A garden is definitely time-consuming. You’ll need to water and tidy it a little daily. Then harvest your produce when things ripen. You’ll need a weekend or two to get your garden started by:
- Turning out the dirt and preparing your beds or containers,
- fighting the crowds at the nursery (not to mention wait times with social distancing this year), and
- getting everything planted before night falls.
In the fall, you’ll need a weekend to ‘close’ your garden. Think readying tender plants for the cold, lift summer bulbs and other seasonal jobs. Also plan on committing a few hours each weekend for weeding, pest control and pruning your plants.
Is gardening good for your mental health?
It seems so. There isn’t a ton of research on gardening. The benefits of being outside in nature is studied more. A 2014 study suggested connection to nature was significantly related to lower levels of overall anxiety. Many studies report a link between lower anxiety scores and regular exercise. By surrounding yourself with greenery and getting moving, gardening offers both advantages.
Maybe your mental health has suffered through the pandemic. You may be looking for ways to alleviate some of the ongoing stress you’re experiencing. If so, you’re not alone. More than 60% of Canadians reported having mental health issues. Anxiety topped the list of mental health concerns among those surveyed. While gardening may help, you may need more support.
- Need help finding a mental health professional near you? Lumino Health’s Provider Search tool puts top-rated health-care providers at your fingertips.
How many calories does gardening burn?
Besides being good for your community, gardening is also good exercise. According to the Harvard Medical School, 30 minutes of weeding burns 205 calories in a 185-pound person. That’s about the same as doing moderate workouts.
For a person weighing 185 pounds, using a power mower 30 minutes burns 200 calories vs 244 calories using a push mower. That’s equal to what you’d burn in a half-hour of low-impact aerobics. (And push mowers use no gas or electricity.)
Here’s a breakdown of calories burned for 30 minutes of gardening activities:
|Weeding a garden||125lbs||139|
|Using a power lawn mower||125lbs||135|
|Pushing a push lawn mower||125lbs||165|
|Raking your lawn||125lbs||120|
Of course, it isn’t just about the calories. Gardening can strengthen your core muscles, your legs and your arms. But it’s important to do it right.
How do you avoid injury while gardening?
Be mindful of not going all-in when gardening season starts. For Eastern Canada, Victoria Day marks the traditional start of gardening season. If you have been sedentary during the winter, remember to take it easy:
- Maybe plan gardening projects over several days rather than several hours in a single day.
- Take several breaks while gardening especially for the big jobs like heavy lifting.
- Stretch and rest as needed.
- And stop if and when you feel discomfort.
Also, remember to stretch before getting started. These gardening stretches are a great place to start. Stretching is a great everyday habit to take up, whether you garden or not. Plan short stretch breaks during your work day, especially if your job involves little movement.
Even planting just a few containers can involve heavy lifting, twisting and bending. Lift heavy objects with your legs and hug them close. Ask for help when possible. If back pain is a concern, invest in a potting bench or set up a folding table. That way, you can work standing up rather than bent forward. Then carefully move the filled containers to their final locations.

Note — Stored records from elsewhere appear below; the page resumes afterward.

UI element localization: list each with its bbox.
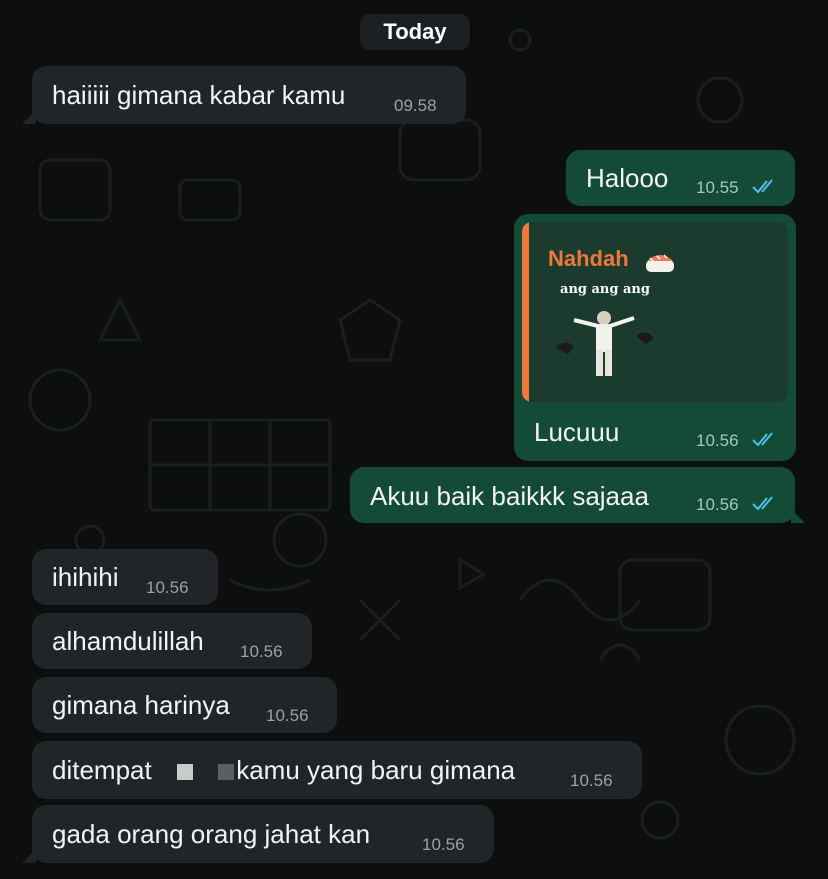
message-text: ditempat kamu yang baru gimana [52, 755, 515, 785]
reply-sender-name: Nahdah [548, 246, 629, 271]
bubble-tail [791, 509, 805, 523]
message-text-end: kamu yang baru gimana [236, 755, 516, 785]
message-text: alhamdulillah [52, 626, 204, 656]
message-bubble-incoming[interactable]: gimana harinya 10.56 [32, 677, 337, 733]
message-bubble-incoming[interactable]: gada orang orang jahat kan 10.56 [22, 805, 494, 863]
double-check-icon [752, 179, 773, 194]
message-timestamp: 10.55 [696, 178, 739, 197]
message-timestamp: 10.56 [146, 578, 189, 597]
message-timestamp: 09.58 [394, 96, 437, 115]
sticker-figure-image [556, 311, 654, 376]
sticker-preview: ang ang ang [550, 280, 660, 390]
message-timestamp: 10.56 [570, 771, 613, 790]
message-text: ihihihi [52, 562, 119, 592]
message-timestamp: 10.56 [696, 431, 739, 450]
message-text: gimana harinya [52, 690, 230, 720]
message-text: Halooo [586, 163, 669, 193]
message-text-start: ditempat [52, 755, 152, 785]
message-bubble-incoming[interactable]: ditempat kamu yang baru gimana 10.56 [32, 741, 642, 799]
bubble-tail [22, 849, 36, 863]
message-text: gada orang orang jahat kan [52, 819, 371, 849]
message-bubble-incoming[interactable]: ihihihi 10.56 [32, 549, 218, 605]
message-bubble-outgoing-reply[interactable]: Nahdah ang ang ang Lucuuu 10.56 [514, 214, 796, 461]
message-timestamp: 10.56 [240, 642, 283, 661]
double-check-icon [752, 496, 773, 511]
message-text: haiiiii gimana kabar kamu [52, 80, 346, 110]
message-bubble-incoming[interactable]: alhamdulillah 10.56 [32, 613, 312, 669]
date-separator: Today [360, 14, 470, 50]
redacted-square [218, 764, 235, 781]
message-bubble-incoming[interactable]: haiiiii gimana kabar kamu 09.58 [22, 66, 466, 124]
message-timestamp: 10.56 [422, 835, 465, 854]
message-timestamp: 10.56 [266, 706, 309, 725]
message-bubble-outgoing[interactable]: Halooo 10.55 [566, 150, 795, 206]
chat-screen: Today haiiiii gimana kabar kamu 09.58 Ha… [0, 0, 828, 879]
message-text: Lucuuu [534, 417, 620, 447]
message-text: Akuu baik baikkk sajaaa [370, 481, 649, 511]
reply-accent-bar [522, 222, 529, 402]
message-timestamp: 10.56 [696, 495, 739, 514]
quoted-reply[interactable]: Nahdah ang ang ang [522, 222, 788, 402]
bubble-tail [22, 110, 36, 124]
sushi-icon [646, 254, 674, 272]
message-bubble-outgoing[interactable]: Akuu baik baikkk sajaaa 10.56 [350, 467, 805, 523]
double-check-icon [752, 432, 773, 447]
redacted-square [176, 764, 193, 781]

Raised beds will also cut down on bending and stooping, but you still need to be careful. If you overdo it despite your best intentions, check whether your workplace benefits plan covers massage.

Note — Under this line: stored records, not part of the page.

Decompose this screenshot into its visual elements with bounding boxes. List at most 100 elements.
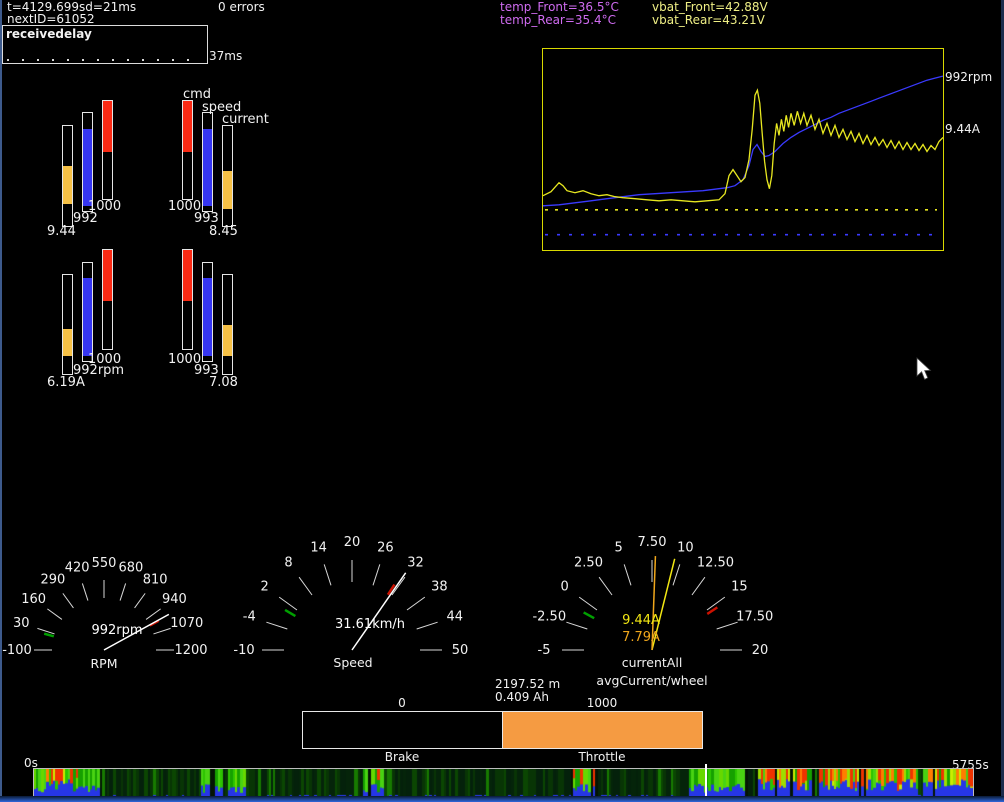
temp-rear-readout: temp_Rear=35.4°C <box>500 14 616 27</box>
dial-currentAll-tick-label: 12.50 <box>697 556 734 571</box>
dial-rpm-tick <box>82 583 88 600</box>
rear-right-speed-bar <box>202 262 213 362</box>
dial-rpm-caption-0: RPM <box>90 656 117 671</box>
receive-delay-panel: receivedelay <box>2 25 208 64</box>
dial-rpm-needle-0 <box>104 614 169 650</box>
dial-speed-tick <box>417 622 438 629</box>
timeline-strip[interactable] <box>33 768 974 798</box>
dial-currentAll-tick <box>624 564 631 585</box>
rear-right-cmd-bar-fill <box>183 250 192 301</box>
front-right-current-bar-fill <box>223 171 232 209</box>
dial-speed-value-0: 31.61km/h <box>335 617 405 632</box>
dial-rpm-tick-label: 1200 <box>174 643 207 658</box>
dial-rpm-tick <box>146 609 161 620</box>
rear-left-speed-bar <box>82 262 93 362</box>
rear-left-speed-bar-fill <box>83 278 92 356</box>
dial-currentAll-tick <box>673 564 680 585</box>
front-left-cmd-bar <box>102 100 113 200</box>
telemetry-dashboard: { "header": { "time": "t=4129.699sd=21ms… <box>0 0 1004 802</box>
dial-currentAll-tick-label: -5 <box>538 643 551 658</box>
dial-speed-tick <box>407 597 425 610</box>
dial-speed-tick <box>279 597 297 610</box>
dial-rpm-max-marker <box>150 621 159 626</box>
dial-speed-tick-label: -4 <box>243 610 256 625</box>
dial-currentAll-caption-1: avgCurrent/wheel <box>596 673 707 688</box>
front-right-speed-bar-fill <box>203 129 212 206</box>
front-right-label: 8.45 <box>209 225 238 239</box>
window-frame-left <box>0 0 2 802</box>
dial-rpm-tick <box>63 593 74 608</box>
dial-speed-tick-label: 8 <box>284 556 292 571</box>
dial-speed-min-marker <box>285 610 295 616</box>
timeline-canvas[interactable] <box>34 769 973 797</box>
dial-speed-tick-label: 14 <box>310 540 327 555</box>
front-right-cmd-bar <box>182 100 193 200</box>
mouse-cursor <box>915 357 933 382</box>
dial-currentAll-tick-label: 7.50 <box>638 535 667 550</box>
dial-rpm-tick-label: -100 <box>2 643 32 658</box>
dial-currentAll-value-0: 9.44A <box>622 613 660 628</box>
dial-rpm-tick <box>47 609 62 620</box>
rear-right-current-bar-fill <box>223 325 232 356</box>
dial-currentAll-value-1: 7.79A <box>622 630 660 645</box>
dial-speed-tick-label: -10 <box>233 643 254 658</box>
dial-rpm: -1003016029042055068081094010701200992rp… <box>2 556 207 671</box>
dial-currentAll-caption-0: currentAll <box>622 655 683 670</box>
throttle-label: Throttle <box>502 751 702 764</box>
dial-rpm-tick <box>153 628 170 634</box>
dial-currentAll: -5-2.5002.5057.501012.501517.50209.44A7.… <box>532 535 773 688</box>
chart-series-current <box>543 90 943 202</box>
dial-speed-tick-label: 38 <box>431 580 448 595</box>
dial-currentAll-needle-0 <box>652 559 675 650</box>
dial-currentAll-tick <box>692 577 705 595</box>
front-left-current-bar-fill <box>63 166 72 204</box>
dial-speed-caption-0: Speed <box>333 655 372 670</box>
front-left-current-bar <box>62 125 73 227</box>
front-left-label: 992 <box>73 212 98 226</box>
dial-speed: -10-4281420263238445031.61km/hSpeed <box>233 535 468 670</box>
front-left-speed-bar <box>82 112 93 212</box>
brake-value: 0 <box>302 697 502 710</box>
receive-delay-label: receivedelay <box>6 27 92 41</box>
dial-currentAll-tick-label: 17.50 <box>736 610 773 625</box>
dial-currentAll-tick-label: 10 <box>677 540 694 555</box>
chart-rpm-label: 992rpm <box>945 71 992 84</box>
dial-rpm-tick-label: 550 <box>92 556 117 571</box>
front-left-cmd-bar-fill <box>103 101 112 152</box>
dial-speed-tick <box>392 577 405 595</box>
rear-right-cmd-bar <box>182 249 193 350</box>
timeline-playhead[interactable] <box>705 764 707 797</box>
dial-rpm-tick-label: 290 <box>40 573 65 588</box>
dial-currentAll-min-marker <box>584 612 595 618</box>
dial-rpm-tick-label: 680 <box>118 560 143 575</box>
throttle-bar <box>502 711 703 749</box>
dial-currentAll-tick <box>566 622 587 629</box>
rear-left-cmd-bar <box>102 249 113 350</box>
chart-current-label: 9.44A <box>945 123 980 136</box>
dial-rpm-tick-label: 30 <box>13 616 30 631</box>
dial-rpm-tick-label: 1070 <box>170 616 203 631</box>
dial-currentAll-tick <box>579 597 597 610</box>
dial-speed-tick-label: 32 <box>407 556 424 571</box>
dial-rpm-min-marker <box>44 634 54 637</box>
dial-speed-tick <box>266 622 287 629</box>
dial-rpm-tick-label: 940 <box>162 592 187 607</box>
dial-speed-tick-label: 44 <box>446 610 463 625</box>
rear-left-current-bar-fill <box>63 329 72 356</box>
error-count: 0 errors <box>218 1 265 14</box>
dial-rpm-tick-label: 420 <box>65 560 90 575</box>
brake-bar <box>302 711 503 749</box>
dial-currentAll-tick <box>599 577 612 595</box>
mouse-cursor-arrow <box>917 358 930 379</box>
dial-rpm-tick-label: 160 <box>21 592 46 607</box>
dial-speed-tick-label: 2 <box>260 580 268 595</box>
rear-left-current-bar <box>62 274 73 375</box>
dial-rpm-tick-label: 810 <box>143 573 168 588</box>
dial-speed-tick <box>299 577 312 595</box>
dial-speed-max-marker <box>388 585 395 595</box>
front-left-speed-bar-fill <box>83 129 92 206</box>
dial-currentAll-tick-label: 20 <box>752 643 769 658</box>
dial-rpm-tick <box>120 583 126 600</box>
front-right-label: current <box>222 113 269 127</box>
dial-currentAll-tick <box>707 597 725 610</box>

How do you stay safe while gardening?
- Wear a hat and sunscreen with an SPF of at least 30.
- Avoid gardening at high noon (the hottest time of the day).
- Drink plenty of water.
- Protect yourself from rusty tools and microbes lurking in the soil by wearing gloves. Make sure your tetanus shot is up to date.
- Get up slowly, to avoid that dizzy feeling called syncope that you may get from standing up too fast.